Como todo líder, Francisco puede ser descripto como un ángel o como un demonio, y seguramente no sea ninguna de las dos cosas. Hay testimonios que recuerdan su complicidad con la dictadura como otros que destacan su solidaridad personal con algunas víctimas. Ha sido un pastor piadoso y solidario con las víctimas de Cromagnon y de Once, y también con el sindicato Amar, que nunclea a las trabajadoras sexuales, como un apoyo indispensable al movimiento de curas villeros. Pero fue también my cruel durante su campaña contra el matrimonio igualitario y cuando exigió que se prohiberan muestras de arte porque exhibían una imagen de Cristo que a él le disgustaba. Todavía debe, además, una aclaración respecto de su conducta, como mínimo errática, durante el desarrollo del caso Grassi. En octubre pasado, le preguntaron su opinión sobre las acusaciones de encubrimiento del abuso infantil contra el obispo chileno Juan Barros. "Piensen con la cabeza y no se dejen llevar por acusaciones infundadas de los zurdos", respondió.
De sus últimas expresiones públicas, se puede deducir que se siente cerca de los sectores kirchneristas más duros.
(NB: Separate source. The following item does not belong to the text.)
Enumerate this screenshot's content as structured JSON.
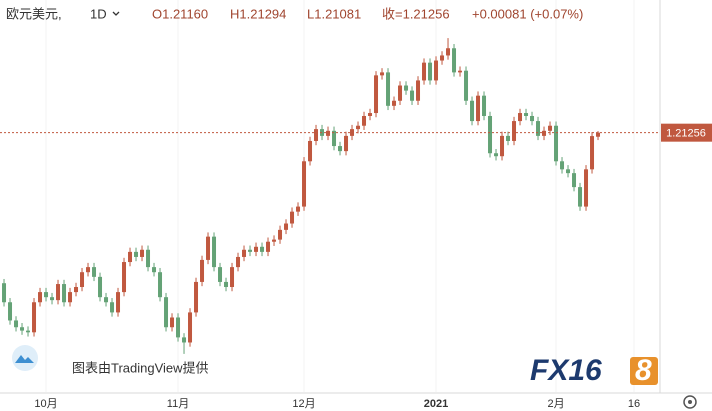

Pero tampoco eso es claro, porque su estilo de comunicación hace honor a la ambigüedad que caracterizó siempre a su organizacion: no dice lo que piensa, envía señales. En todo caso, es su problema. Nadie obliga a Macri, a Cristina, ni a nadie a desesperarse por interpretarlas. La mirada social del Papa, podría ser un aporte importante al equipo macrista, o una presión muy útil. Pero si no la quiere ejercer, tiene toda su libertad de remplazarla por el destrato del sábado.
En el fascinante libro De animales a dioses, breve historia de la humanidad, el historiador Yuval Harari intenta determinar qué factor transformó al hombre -ese simio de aspecto endeble-en la especie más poderosa del planeta y concluye que fue su capacidad de hablar sobre cosas que no existen. Los países, el código de Hammurabi, la declaración de independencia de Estados Unidos, el viejo testamento, las multinacionales, el dinero y Dios son convenciones, creaciones fantásticas, que han permitido a millones de humanos que no se conocen entre sí colaborar en pos de objetivos comunes. Solo el homo sapiens tiene esa capacidad infinita de creer en mentiras y eso, para bien o para mal, nos ha permitido ser los dueños del planeta. La función de esos relatos explica, tal vez, su persistencia en el tiempo, el peligro de cuestionarlos, el fanatismo de quienes los defienden.
Como todos, tal vez más, tal vez menos, el Papa está desnudo, es decir, tiene la autoridad que los demás le confieren. Solo que, como ocurría en aquel célebre cuento, nadie se atreve a decirlo.
Al fin y al cabo, es el Papa.
Y hasta donde se sabe, el Papa siempre va vestido.